Reagon completed graduate work at Spelman College in Atlanta and received a Ph.D. from Howard University. In 1973, she founded the Grammy Award-winning Sweet Honey in the Rock and led the internationally renowned a cappella African-American women's ensemble for 30 years, composing many of its songs and producing several of its recordings.
Prose and song Alternating from poetic prose to song to humor throughout her presentation at Bucknell, Reagon encouraged students in particular to learn about their history and to stand up for what they believe, even if they think no one is listening.
She spoke and sang about her own family's history with slavery, survival and spirituality, inspiring the audience to join in a harmonious rendition of "Wade in the Water," along with several other songs about freedom and survival.
"You see, you have to take up more space than you occupy in your body," Reagon said after breaking into song for the first time during her talk. "You have to make a racket with yourself. You have to operate in your life so that when you are walking on the sidewalk, people move sideways."
Reagon also recounted the story of Harry T. Moore, who organized numerous chapters of the NAACP in Florida during the 1930s and later worked for African-American voting rights and equal pay for black teachers in public schools before he and his wife were murdered on Christmas night in 1951.
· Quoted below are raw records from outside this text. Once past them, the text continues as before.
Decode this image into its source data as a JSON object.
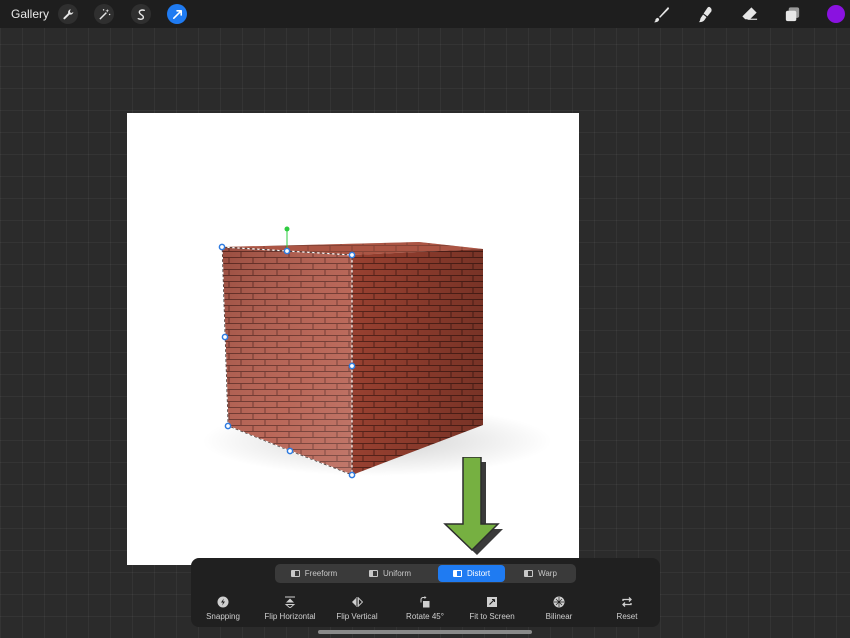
{
  "topbar": {
    "gallery_label": "Gallery",
    "left_tools": [
      {
        "icon": "wrench-icon",
        "name": "actions"
      },
      {
        "icon": "magic-wand-icon",
        "name": "adjustments"
      },
      {
        "icon": "selection-icon",
        "name": "selection"
      },
      {
        "icon": "transform-arrow-icon",
        "name": "transform",
        "active": true
      }
    ],
    "right_tools": [
      {
        "icon": "brush-icon",
        "name": "paint"
      },
      {
        "icon": "smudge-icon",
        "name": "smudge"
      },
      {
        "icon": "eraser-icon",
        "name": "erase"
      },
      {
        "icon": "layers-icon",
        "name": "layers"
      }
    ],
    "current_color": "#8a12e0",
    "active_accent": "#1f7bf2"
  },
  "transform_panel": {
    "modes": [
      {
        "label": "Freeform",
        "active": false
      },
      {
        "label": "Uniform",
        "active": false
      },
      {
        "label": "Distort",
        "active": true
      },
      {
        "label": "Warp",
        "active": false
      }
    ],
    "actions": [
      {
        "label": "Snapping",
        "icon": "snapping-icon"
      },
      {
        "label": "Flip Horizontal",
        "icon": "flip-horizontal-icon"
      },
      {
        "label": "Flip Vertical",
        "icon": "flip-vertical-icon"
      },
      {
        "label": "Rotate 45°",
        "icon": "rotate-icon"
      },
      {
        "label": "Fit to Screen",
        "icon": "fit-to-screen-icon"
      },
      {
        "label": "Bilinear",
        "icon": "bilinear-icon"
      },
      {
        "label": "Reset",
        "icon": "reset-icon"
      }
    ]
  },
  "canvas": {
    "background": "#ffffff",
    "subject": "brick cube",
    "annotation_arrow_color": "#76b041"
  }
}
"When you have change, it is not even, it is not smooth and you don't always win," Reagon said. "But if you are not dead, you should do what you can to get up and take another step."
Scholar and producer Curator emeritus at the Smithsonian National Museum of American History and professor emeritus of history at American University, Reagon's work as a scholar and teacher has had a profound impact on the field of public history. Among her major achievements, she was principal scholar, conceptual producer and host for the Peabody Award-winning, "Wade in the Water," a 26-show series produced by National Public Radio and the Smithsonian Institution in 1984.
Reagon also was the score composer for the Peabody Award-winning film series produced by WGBH-TV, "Africans in America," broadcast in a PBS documentary film series in 1998, and music consultant, composer and performer for several other film and video projects, including the award-winning "Eyes on the Prize," the Emmy-winning "We Shall Overcome" and the feature film "Beloved."
Her awards include the Heinz Award for the Arts and Humanities in 2003, the Leeway National Award for Women in the Arts in 2000, the Presidential Medal for Contribution to Public Understanding of the Humanities in 1995, and the MacArthur Fellowship in 1989.
The Bucknell Forum Since 2007, the Bucknell Forum speaker series has featured nationally renowned leaders, scholars and commentators who have examined various issues from multi-disciplinary perspectives and a diversity of viewpoints.
The "Creativity: Beyond the Box" series task force comprises faculty members Carmen Gillespie, Beth Capaldi Evans, Paula Davis, Joe Tranquillo, Margot Vigeant and Zhiqun Zhu; students Michael Davis, Class of '13, and Lindsay Machen, Class of '11; and administrators Rob Springall and Pete Mackey, chair.